The part on the left side, which stores in into the selected flip-flop, is more complex. Each of the flip-flops has its D input coming from a 2-to-1 multiplexer. This small multiplexer will route either the flip-flop's current value (if s is 0) or the value of the in input (if s is 1). The 1-to-4 demultiplexer will send 1 to the s input of the 2-to-1 multiplexer identified by the addr input, so that this flip-flop is the only one that sees the in input; the other 2-to-1 multiplexers would receive 0 for the s input, so they would see just the flip-flop's current value. When ck changes from 0 to 1, all flip-flops update (since ck is wired to the clock of all flip-flops), but the ones that aren't indicated by addr will simply update to the same value that they already held, since s is 0 for each of these flip-flop's 2-to-1 multiplexers. The one that is indicated by addr would see the value of in on its D input, so it would update to this value.
To inflate this into a 32-bit memory, we would need to add more flip-flops and 2-to-1 multiplexers, and we would replace our 1-to-4 demultiplexer and 4-to-1 multiplexer with a 1-to-32 demultiplexer and 32-to-1 multiplexer. To change this memory to hold 32 bytes instead of 32 bits, we would duplicate this circuit into eight copies, sharing the same address bits and set bit but using different input and output bits. Such a circuit ends up being quite large.

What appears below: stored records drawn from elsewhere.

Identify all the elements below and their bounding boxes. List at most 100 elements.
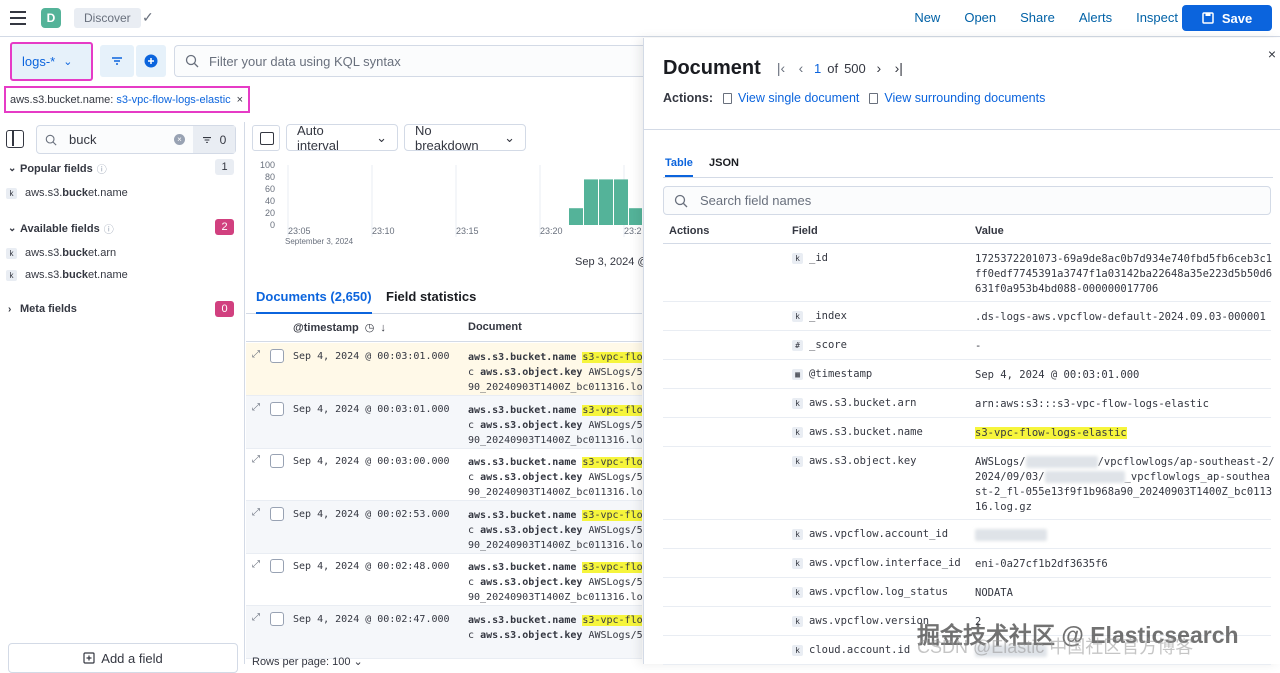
clear-icon[interactable]: × — [174, 134, 185, 145]
chevron-down-icon: ⌄ — [63, 56, 73, 68]
doc-highlight-value: s3-vpc-flow — [582, 404, 642, 416]
pager-total[interactable]: 500 — [844, 61, 866, 76]
field-row[interactable]: k _index .ds-logs-aws.vpcflow-default-2024… — [663, 302, 1271, 331]
table-row[interactable]: ⤢ Sep 4, 2024 @ 00:02:48.000 aws.s3.bucket… — [246, 553, 642, 606]
doc-key: aws.s3.bucket.name — [468, 352, 577, 363]
row-checkbox[interactable] — [270, 506, 284, 521]
breakdown-select[interactable]: No breakdown ⌄ — [404, 123, 526, 153]
expand-icon[interactable]: ⤢ — [252, 349, 260, 360]
row-timestamp: Sep 4, 2024 @ 00:02:47.000 — [293, 613, 450, 625]
x-tick-label: 23:15 — [456, 226, 479, 236]
flyout-actions: Actions: View single document View surro… — [663, 91, 1055, 105]
close-icon[interactable]: × — [237, 94, 243, 106]
tab-table[interactable]: Table — [665, 157, 693, 177]
first-page-icon[interactable]: |‹ — [774, 60, 788, 76]
sort-down-icon[interactable]: ↓ — [380, 322, 386, 334]
field-row[interactable]: k aws.vpcflow.interface_id eni-0a27cf1b2df… — [663, 549, 1271, 578]
sidebar-toggle-icon[interactable] — [6, 130, 24, 148]
field-name: cloud.account.id — [809, 644, 911, 656]
row-checkbox[interactable] — [270, 454, 284, 468]
histogram-bar[interactable] — [569, 208, 583, 225]
field-row[interactable]: k _id 1725372201073-69a9de8ac0b7d934e740fb… — [663, 244, 1272, 302]
field-value: .ds-logs-aws.vpcflow-default-2024.09.03-… — [975, 310, 1275, 325]
field-row[interactable]: ▦ @timestamp Sep 4, 2024 @ 00:03:01.000 — [663, 360, 1271, 389]
field-row[interactable]: k aws.vpcflow.log_status NODATA — [663, 578, 1271, 607]
meta-fields-toggle[interactable]: › Meta fields — [8, 303, 77, 315]
table-row[interactable]: ⤢ Sep 4, 2024 @ 00:03:01.000 aws.s3.bucket… — [246, 343, 642, 396]
tab-field-statistics[interactable]: Field statistics — [386, 289, 476, 314]
interval-select[interactable]: Auto interval ⌄ — [286, 123, 398, 153]
document-column-header[interactable]: Document — [468, 321, 522, 333]
available-fields-toggle[interactable]: ⌄ Available fields ⓘ — [8, 221, 114, 237]
field-value-text: .ds-logs-aws.vpcflow-default-2024.09.03-… — [975, 311, 1266, 323]
filter-icon — [112, 57, 122, 65]
row-checkbox[interactable] — [270, 559, 284, 573]
field-name: aws.vpcflow.log_status — [809, 586, 949, 598]
row-checkbox[interactable] — [270, 349, 284, 363]
field-row[interactable]: k aws.vpcflow.account_id — [663, 520, 1271, 549]
field-name-cell: k aws.vpcflow.version — [792, 615, 929, 627]
prev-page-icon[interactable]: ‹ — [794, 60, 808, 76]
kql-search-input[interactable]: Filter your data using KQL syntax — [174, 45, 644, 77]
data-view-picker[interactable]: logs-* ⌄ — [10, 42, 93, 81]
field-item[interactable]: k aws.s3. buck et.name — [6, 269, 128, 281]
nav-new[interactable]: New — [914, 10, 940, 25]
field-search-input[interactable]: buck × 0 — [36, 125, 236, 154]
filter-menu-button[interactable] — [100, 45, 134, 77]
nav-share[interactable]: Share — [1020, 10, 1055, 25]
view-single-document-link[interactable]: View single document — [723, 91, 859, 105]
field-names-search-input[interactable]: Search field names — [663, 186, 1271, 215]
expand-icon[interactable]: ⤢ — [252, 612, 260, 623]
field-row[interactable]: k aws.s3.object.key AWSLogs//vpcflowlogs/a… — [663, 447, 1275, 520]
field-names-placeholder: Search field names — [700, 193, 812, 208]
calendar-icon[interactable] — [252, 125, 280, 151]
nav-inspect[interactable]: Inspect — [1136, 10, 1178, 25]
field-row[interactable]: # _score - — [663, 331, 1271, 360]
expand-icon[interactable]: ⤢ — [252, 507, 260, 518]
field-item[interactable]: k aws.s3. buck et.arn — [6, 247, 116, 259]
field-item[interactable]: k aws.s3. buck et.name — [6, 187, 128, 199]
add-filter-button[interactable] — [136, 45, 166, 77]
popular-fields-toggle[interactable]: ⌄ Popular fields ⓘ — [8, 161, 107, 177]
expand-icon[interactable]: ⤢ — [252, 402, 260, 413]
view-surrounding-documents-link[interactable]: View surrounding documents — [869, 91, 1045, 105]
histogram-bar[interactable] — [584, 179, 598, 225]
doc-line: c aws.s3.object.key AWSLogs/5 — [468, 365, 642, 380]
table-row[interactable]: ⤢ Sep 4, 2024 @ 00:02:47.000 aws.s3.bucket… — [246, 605, 642, 659]
close-icon[interactable]: × — [1268, 46, 1276, 62]
expand-icon[interactable]: ⤢ — [252, 559, 260, 570]
add-field-button[interactable]: Add a field — [8, 643, 238, 673]
expand-icon[interactable]: ⤢ — [252, 454, 260, 465]
space-avatar[interactable]: D — [41, 8, 61, 28]
x-tick-label: 23:05 — [288, 226, 311, 236]
table-row[interactable]: ⤢ Sep 4, 2024 @ 00:03:00.000 aws.s3.bucket… — [246, 448, 642, 501]
breadcrumb-discover[interactable]: Discover — [74, 8, 141, 28]
row-checkbox[interactable] — [270, 611, 284, 626]
histogram-bar[interactable] — [629, 208, 642, 225]
filter-value: s3-vpc-flow-logs-elastic — [116, 93, 231, 106]
table-row[interactable]: ⤢ Sep 4, 2024 @ 00:02:53.000 aws.s3.bucket… — [246, 500, 642, 554]
nav-alerts[interactable]: Alerts — [1079, 10, 1112, 25]
row-checkbox[interactable] — [270, 401, 284, 416]
timestamp-column-header[interactable]: @timestamp ◷ ↓ — [293, 321, 386, 335]
field-row[interactable]: k aws.s3.bucket.arn arn:aws:s3:::s3-vpc-fl… — [663, 389, 1271, 418]
table-row[interactable]: ⤢ Sep 4, 2024 @ 00:03:01.000 aws.s3.bucket… — [246, 395, 642, 449]
histogram-bar[interactable] — [599, 179, 613, 225]
field-filter-button[interactable]: 0 — [193, 126, 235, 153]
doc-value: AWSLogs/5 — [588, 419, 642, 431]
field-row[interactable]: k aws.s3.bucket.name s3-vpc-flow-logs-elas… — [663, 418, 1271, 447]
filter-pill[interactable]: aws.s3.bucket.name: s3-vpc-flow-logs-ela… — [4, 86, 250, 113]
next-page-icon[interactable]: › — [872, 60, 886, 76]
last-page-icon[interactable]: ›| — [892, 60, 906, 76]
tab-json[interactable]: JSON — [709, 157, 739, 177]
histogram-bar[interactable] — [614, 179, 628, 225]
rows-per-page[interactable]: Rows per page: 100 ⌄ — [252, 655, 363, 668]
current-page[interactable]: 1 — [814, 61, 821, 76]
nav-open[interactable]: Open — [964, 10, 996, 25]
save-button[interactable]: Save — [1182, 5, 1272, 31]
menu-icon[interactable] — [10, 11, 26, 25]
tab-documents[interactable]: Documents (2,650) — [256, 289, 372, 314]
documents-tabs: Documents (2,650) Field statistics — [246, 284, 642, 314]
row-timestamp: Sep 4, 2024 @ 00:03:01.000 — [293, 403, 450, 415]
field-value: arn:aws:s3:::s3-vpc-flow-logs-elastic — [975, 397, 1275, 412]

In real life, by the way, the RAM that one purchases and installs in a computer is implemented in a very different way: A common technique is to use an electrical capacitor for each bit, which can hold an electrical charge for a brief moment. Since capacitors quickly lose their charge, this necessitates frequent recharging. This design leads to much electrical complexity, but it requires less circuit space, so that more bits can be stored in a single chip. The details of this are beyond the scope of this book.
But the above circuit using flip-flops is still useful, because using D flip-flops is the fastest known technique for implementing memories. Unfortunately, it is also quite expensive. Thus, modern computers will use capacitor-based RAM for the bulk of memory, but they use D flip-flops as in the above circuit to construct a small cache for holding the memory that is accessed most frequently.